Kapıya doğru yürüdükçe güvenliklerin 'Buraya çıkamazsınız.' Diye bağırmalarını daha net duyuyordum. Gazeteciler mi yoksa meraklı bir hayran mı olduğunu anlayamadan kapıyı açtım.

'Mia.'

Güvenliğin arasından uzanan kafayı gördüm. 'James.' Sesimi duyunca güvenlikler geri çekildi. 'Efendim kendisini durdurmaya çalıştık ama...'

Her zamanki şıklığının aksine üstünde bir kot ve beyaz bir tişört vardı gri teller düşmüş saçları şekilsizdi.

'Onu görmeme engel olamazsın.' Öfkeden yüzü kıpkırmızı olmuştu.

'Bugün değil...' onu göndermeye hazırlanırken arkamdan Mia'nın kısık sesi geldi. 'Adrian.' Gözlerimi kapadım bugün bununla uğraşmasını istemiyordum.

Tekrar adını söyleyip içeri girmek için hamle yapınca güvenlikler önüne set oldu. Mia'ya döndüm, üzerine benim tişörtlerimden birini giymişti, tişörtün etekleri uyluklarının ortasına kadar anca geliyordu. 'Gardiyanlarına söyle de geçmeme izin versinler.'

Onlara çekilmelerini söyleyecektim ki Mia'nın sesi beni durdurdu. 'Ne işin var burada?' buz gibi bir tonda sormuştu.

Yüzünde kocaman bir kırgınlık vardı. 'O ne demek Mia? Röportajını gördüm. Bana nasıl söylemezsin? Bunca yıl bunu benden nasıl gizlersin?' gerçekten şu an düşündüğü tek şey bunu ondan saklaması mıydı?

Mia öfkeyle çenesini kaldırdı. 'Peki senin benden sakladıkların ne olacak?'

'Niye böyle saldırgan davranıyorsun? Anlamıyorum.' Her ne kadar istemesem de Adrian'ı içeri aldım. Çünkü Mia bu konuşmayı kapıda yapmak istememişti. Her ihtimale karşı güvenliklere tetikte olmalarını söyledim Mia'nın söylediklerinden sonra James'in kolayca gideceğini sanmıyordum.

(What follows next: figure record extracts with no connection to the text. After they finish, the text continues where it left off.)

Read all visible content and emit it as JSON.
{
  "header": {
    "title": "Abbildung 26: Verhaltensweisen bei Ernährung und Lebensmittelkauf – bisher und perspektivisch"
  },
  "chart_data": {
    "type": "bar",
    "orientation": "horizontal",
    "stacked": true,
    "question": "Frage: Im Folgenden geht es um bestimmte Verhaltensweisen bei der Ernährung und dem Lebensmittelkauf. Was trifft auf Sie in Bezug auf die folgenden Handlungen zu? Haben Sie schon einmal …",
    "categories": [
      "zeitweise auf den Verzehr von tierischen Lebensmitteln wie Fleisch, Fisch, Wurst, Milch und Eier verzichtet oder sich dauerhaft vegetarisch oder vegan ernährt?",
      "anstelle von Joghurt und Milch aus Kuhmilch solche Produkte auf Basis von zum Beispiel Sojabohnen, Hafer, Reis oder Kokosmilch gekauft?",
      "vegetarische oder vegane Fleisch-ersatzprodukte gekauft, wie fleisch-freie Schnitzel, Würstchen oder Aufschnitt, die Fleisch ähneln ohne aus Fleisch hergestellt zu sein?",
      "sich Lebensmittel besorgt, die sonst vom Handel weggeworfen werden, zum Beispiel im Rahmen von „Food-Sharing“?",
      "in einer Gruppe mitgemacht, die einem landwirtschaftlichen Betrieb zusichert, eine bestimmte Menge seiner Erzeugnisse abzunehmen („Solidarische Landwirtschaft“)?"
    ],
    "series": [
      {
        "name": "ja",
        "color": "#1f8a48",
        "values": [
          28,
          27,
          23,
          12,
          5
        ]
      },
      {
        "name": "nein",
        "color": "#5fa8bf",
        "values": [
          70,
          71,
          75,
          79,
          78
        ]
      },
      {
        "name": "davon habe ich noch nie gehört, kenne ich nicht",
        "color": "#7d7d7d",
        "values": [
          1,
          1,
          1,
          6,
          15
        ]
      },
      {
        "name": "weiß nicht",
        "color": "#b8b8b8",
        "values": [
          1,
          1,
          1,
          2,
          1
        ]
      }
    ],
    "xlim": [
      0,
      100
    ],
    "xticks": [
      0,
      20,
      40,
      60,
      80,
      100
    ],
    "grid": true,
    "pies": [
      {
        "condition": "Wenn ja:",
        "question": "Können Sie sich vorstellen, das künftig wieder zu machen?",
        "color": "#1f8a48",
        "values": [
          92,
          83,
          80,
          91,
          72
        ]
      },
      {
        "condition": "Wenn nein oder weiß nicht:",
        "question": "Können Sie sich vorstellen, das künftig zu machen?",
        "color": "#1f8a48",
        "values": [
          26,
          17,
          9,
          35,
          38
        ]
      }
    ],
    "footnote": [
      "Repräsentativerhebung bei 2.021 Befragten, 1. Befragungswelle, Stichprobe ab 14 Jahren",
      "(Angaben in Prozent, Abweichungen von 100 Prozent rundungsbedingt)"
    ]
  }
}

              İçeri girer girmez hızla Mia'ya koşmuş onu kollarının arasına almıştı. Bundan hoşlanmamıştım, onun Mia'ya dokunmasından her zaman nefret ediyordum. Toplantılarda eline dokunan eli beni gördüğü halde görmemezlikten gelip onu kendine doğru çekişi beni hep rahatsız etmişti. Mia'nın ona karşı bir şey hissetmediğini, geçmişte ve gelecekte aralarında bir şey olmadığını, olmayacağını biliyordum ama James aynı güveni bana vermiyordu. Mia onun sarılışına karşılık vermemiş hatta onu yavaşça itmişti.

'Bana neden söylemedin? En azından röportajı vereceğin zaman söyleseydin? O ettiğimiz saçma kavga yüzündense, her zaman yanında olacağımı bilmen gerekirdi.' Onun elini tutmuş bırakmıyordu. 'Tanrım seni o halde görmek. Ağzından çıkanların hiçbirinden haberimin olmaması.' Tekrar ona sarıldı. Samimiyetine inansam gerçekten endişelendiğini düşünebilirdim. 'Neler yaşamışsın? Bunca yıl...' Mia ondan ve ahtopot gibi onu saran kollarından uzaklaşıp kanepeye oturdu.